Multidrug-resistant tuberculosis in migrants, multi-country cluster - 3rd update, 13 April 2017

Risk assessment

Suggested citation: European Centre for Disease Prevention and Control. Multidrug-resistant tuberculosis in migrants, multi-country cluster – 13 April 2017. Stockholm: ECDC; 2017.

​A multi-country cluster of multidrug-resistant tuberculosis (MDR TB) involving 28 migrants has been delineated by whole genome sequencing (WGS) in migrants recently having arrived from countries in the Horn of Africa. Although the number of cases detected so far is small, there is a possibility that more cases associated with this cluster may still be identified.This risk assessment identifies the migration routes of the migrants and their countries of origin and offers options for response.

Executive summary

This is the third update assessing the risk of transmission within the EU of a multidrug-resistant tuberculosis (MDR TB) strain initially detected by Switzerland in seven asylum seekers from the Horn of Africa. Recommendations are given to help improve the understanding and the public health impact of this cluster for the EU.

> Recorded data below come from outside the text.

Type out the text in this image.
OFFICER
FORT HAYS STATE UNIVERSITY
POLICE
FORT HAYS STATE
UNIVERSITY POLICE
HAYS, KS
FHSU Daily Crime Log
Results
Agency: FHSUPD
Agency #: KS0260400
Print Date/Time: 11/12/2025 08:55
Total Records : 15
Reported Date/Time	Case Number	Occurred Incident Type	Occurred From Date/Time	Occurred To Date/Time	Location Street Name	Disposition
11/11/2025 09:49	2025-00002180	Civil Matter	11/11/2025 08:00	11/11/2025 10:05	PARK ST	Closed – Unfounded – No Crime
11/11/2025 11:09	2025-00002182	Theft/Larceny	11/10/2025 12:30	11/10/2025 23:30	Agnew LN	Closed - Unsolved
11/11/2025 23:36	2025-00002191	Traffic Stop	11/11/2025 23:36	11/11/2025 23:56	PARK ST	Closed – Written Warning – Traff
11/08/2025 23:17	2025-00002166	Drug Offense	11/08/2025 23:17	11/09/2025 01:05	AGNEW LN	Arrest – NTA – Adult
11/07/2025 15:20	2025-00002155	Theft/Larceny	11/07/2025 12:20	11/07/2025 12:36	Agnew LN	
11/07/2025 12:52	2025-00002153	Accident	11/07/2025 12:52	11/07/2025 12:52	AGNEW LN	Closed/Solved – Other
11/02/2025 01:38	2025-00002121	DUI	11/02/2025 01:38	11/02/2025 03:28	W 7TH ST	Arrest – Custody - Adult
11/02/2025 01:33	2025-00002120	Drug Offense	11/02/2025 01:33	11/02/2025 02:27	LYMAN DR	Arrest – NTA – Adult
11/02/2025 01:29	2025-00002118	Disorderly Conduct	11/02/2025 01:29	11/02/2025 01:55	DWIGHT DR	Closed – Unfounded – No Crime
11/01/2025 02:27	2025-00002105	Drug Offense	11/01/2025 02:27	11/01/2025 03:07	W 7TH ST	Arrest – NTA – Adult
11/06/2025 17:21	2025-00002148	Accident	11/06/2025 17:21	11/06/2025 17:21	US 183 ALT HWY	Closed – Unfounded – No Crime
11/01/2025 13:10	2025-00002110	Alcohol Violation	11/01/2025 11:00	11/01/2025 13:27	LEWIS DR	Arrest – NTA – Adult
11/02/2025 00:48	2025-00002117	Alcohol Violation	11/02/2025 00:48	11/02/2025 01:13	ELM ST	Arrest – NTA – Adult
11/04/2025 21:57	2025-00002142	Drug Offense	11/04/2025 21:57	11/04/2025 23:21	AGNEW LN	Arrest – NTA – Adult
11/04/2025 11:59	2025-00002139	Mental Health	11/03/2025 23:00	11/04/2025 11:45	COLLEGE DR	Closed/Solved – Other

A multi-country cluster of MDR TB involving 28 migrants from Africa has been delineated by whole genome sequencing (WGS). As of 4 April 2017, the 28 cases that are part of the WGS cluster had been reported from Germany (14), Switzerland (8), Austria (2), France (2), Finland (1) and Sweden (1). All cases have a recent history of migration from Somalia (23), Eritrea (3), Sudan (1) and Ethiopia (1).

Identifying TB cases and determining their migration routes

Early case identification of active TB and drug susceptibility testing is important, especially in migrants arriving from the Horn of Africa. This action will help reduce transmission and can prevent occurrence of new cases. In addition, it will provide preventive treatment or monitoring for those who have been in contact with the cases and diagnosed with latent tuberculosis infection.   Investigation of exposure risk factors, including the travel history of patients and their contacts, alongside the sharing of this information is key to determining whether transmission took place within the EU/EEA, during migration, or in the country of origin. Risk of transmission within the EU/EEA lies primarily within the affected migrant population. The number of cases detected so far suggests there is only a limited risk of this cluster becoming widespread in Europe.

ECDC is working with all EU/EEA Member States on identification of cases with an MDR TB strain showing the same genetic pattern.